Recent Letters

Friday, 11 December 2009

Name your price

On January 17th, 1874, 62-year-old North Carolina resident Chang Bunker passed away in his sleep after having contracted pneumonia. Tragically, within a few hours, his brother Eng also died. Less than two weeks later, the widows of Chang and Eng Bunker received the following letter from Brooklyn-based 'Rozell, Horton & Gray' in which the they were offered cash in return for the bodies of their late husbands. Usually, such a request would seem surprising, but Siam-born Chang and Eng Bunker had lived their entire 62 years joined at the sternum, their livers fused.

As a result, the term 'Siamese Twins' was born.

Transcript follows.



Transcript

Brooklyn, January 29th 1874.

Mrs. Kang and Ang,

We wish to negotiate with you about the Bodys of the twins it is a (?) subject but we wish you to answer by Return Mail the lowest price Cash. Confidential on our part you will oblidge us very much. Name your price. We would not think of proposing the subject but we think it will be for the Benifit for the County as others may be so unfortunate.

We Remain Respectfully Yours

Rozell, Horton and Gray
387 Myrtle Avenue
Brooklyn
N York

11 comments:

App Developer said...

Fascinating if sad - I had no idea the origin of the phrase.
Do we know how Mrs. Kang and Ang reacted?

Anonymous said...

What is amazing is that Chang and Eng fathered 21 children.

Ishmael Napoleon Daro said...

The letter reads strangely similar to a Nigerian scam email. "Confidential on our part you will oblidge us very much."

Payo said...

I believe the last line reads "as others may be so unfortunate."

Payo said...

And the first line "We wish to negotiate with you about the Bodys of the twins it is a Coarse subject but we wish you to answer by Return Mail the lowest price Cash."

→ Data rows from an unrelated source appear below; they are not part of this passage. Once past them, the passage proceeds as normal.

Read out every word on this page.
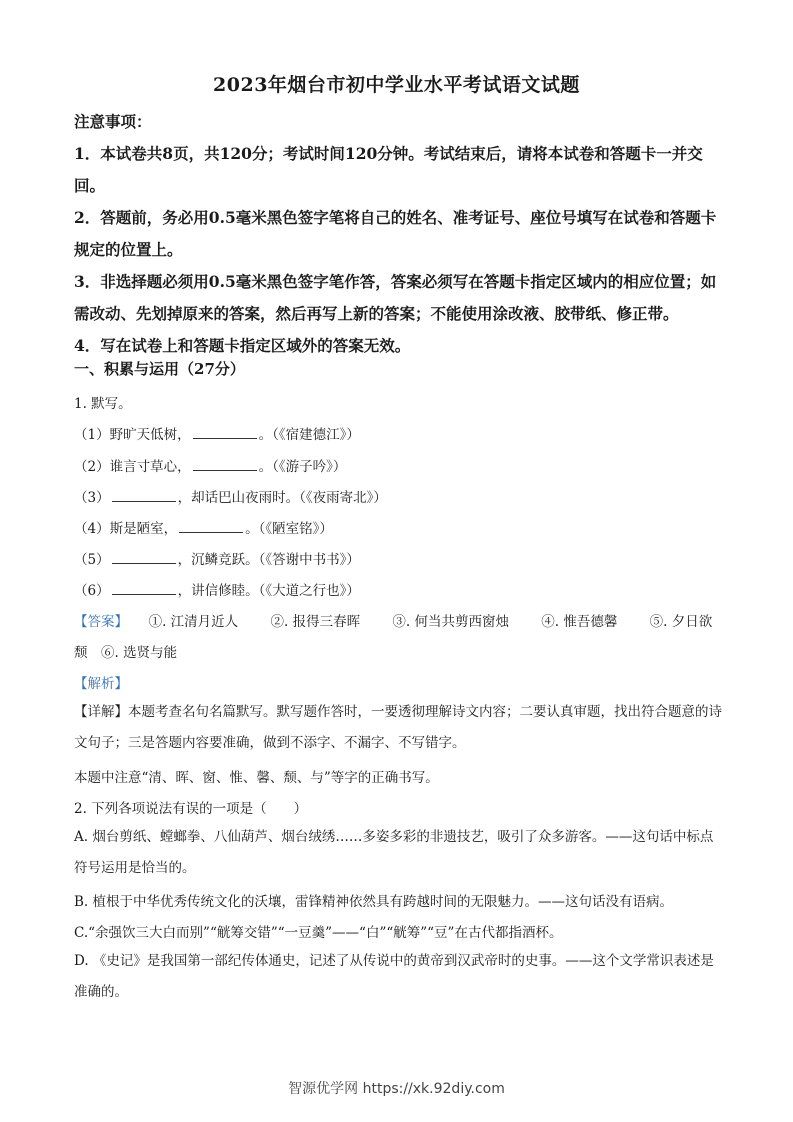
2023年烟台市初中学业水平考试语文试题

注意事项：

1．本试卷共8页，共120分；考试时间120分钟。考试结束后，请将本试卷和答题卡一并交回。

2．答题前，务必用0.5毫米黑色签字笔将自己的姓名、准考证号、座位号填写在试卷和答题卡规定的位置上。

3．非选择题必须用0.5毫米黑色签字笔作答，答案必须写在答题卡指定区域内的相应位置；如需改动、先划掉原来的答案，然后再写上新的答案；不能使用涂改液、胶带纸、修正带。

4．写在试卷上和答题卡指定区域外的答案无效。

一、积累与运用（27分）
1. 默写。
（1）野旷天低树，	。（《宿建德江》）
（2）谁言寸草心，	。（《游子吟》）
（3）	，却话巴山夜雨时。（《夜雨寄北》）
（4）斯是陋室，	。（《陋室铭》）
（5）	，沉鳞竞跃。（《答谢中书书》）
（6）	，讲信修睦。（《大道之行也》）
【答案】 ①. 江清月近人 ②. 报得三春晖 ③. 何当共剪西窗烛 ④. 惟吾德馨 ⑤. 夕日欲
颓　⑥. 选贤与能
【解析】
【详解】本题考查名句名篇默写。默写题作答时，一要透彻理解诗文内容；二要认真审题，找出符合题意的诗文句子；三是答题内容要准确，做到不添字、不漏字、不写错字。
本题中注意“清、晖、窗、惟、馨、颓、与”等字的正确书写。
2. 下列各项说法有误的一项是（　　）
A. 烟台剪纸、螳螂拳、八仙葫芦、烟台绒绣……多姿多彩的非遗技艺，吸引了众多游客。——这句话中标点符号运用是恰当的。
B. 植根于中华优秀传统文化的沃壤，雷锋精神依然具有跨越时间的无限魅力。——这句话没有语病。
C.“余强饮三大白而别”“觥筹交错”“一豆羹”——“白”“觥筹”“豆”在古代都指酒杯。
D. 《史记》是我国第一部纪传体通史，记述了从传说中的黄帝到汉武帝时的史事。——这个文学常识表述是准确的。
智源优学网 https://xk.92diy.com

I agree with Ishmael. Very scammy-sounding email.

Anonymous said...

It is "as others", as Payo wrote. Look closely.

Tom said...

Wikipedia seems to indicate that this letter was ignored. http://en.wikipedia.org/wiki/Chang_and_Eng_Bunker

Ellen said...

I think it says "it is a base subject".

USNA Ancient said...

Anyone bothered to check "Rozell, Horton and Gray" in Brooklyn to see who they were and what they did ?
Possibly a law firm representing P.T. Barnum or similar [was there ever anyone "similar" ?]

Anonymous said...

After analyzing it in Photoshop by tweeking with levels, it appears to say: "A Grose subject" the A is a capital and is easy to make out after tweaking the levels. However, the rest is not so easy even after tweeking. It most likely says "A Coarse subject" because I seriously doubt they would have said gross and I doubt even if they did, they wouldn't have mispelled it like that. But after tweeking it sure does look like the letters G-r-o-s-e.

Anonymous said...

They actually were thought to share vital organs but it was only a tough bit of tissue joining them that could have been removed easily at any time. No one knew; no one was willing to risk the operation.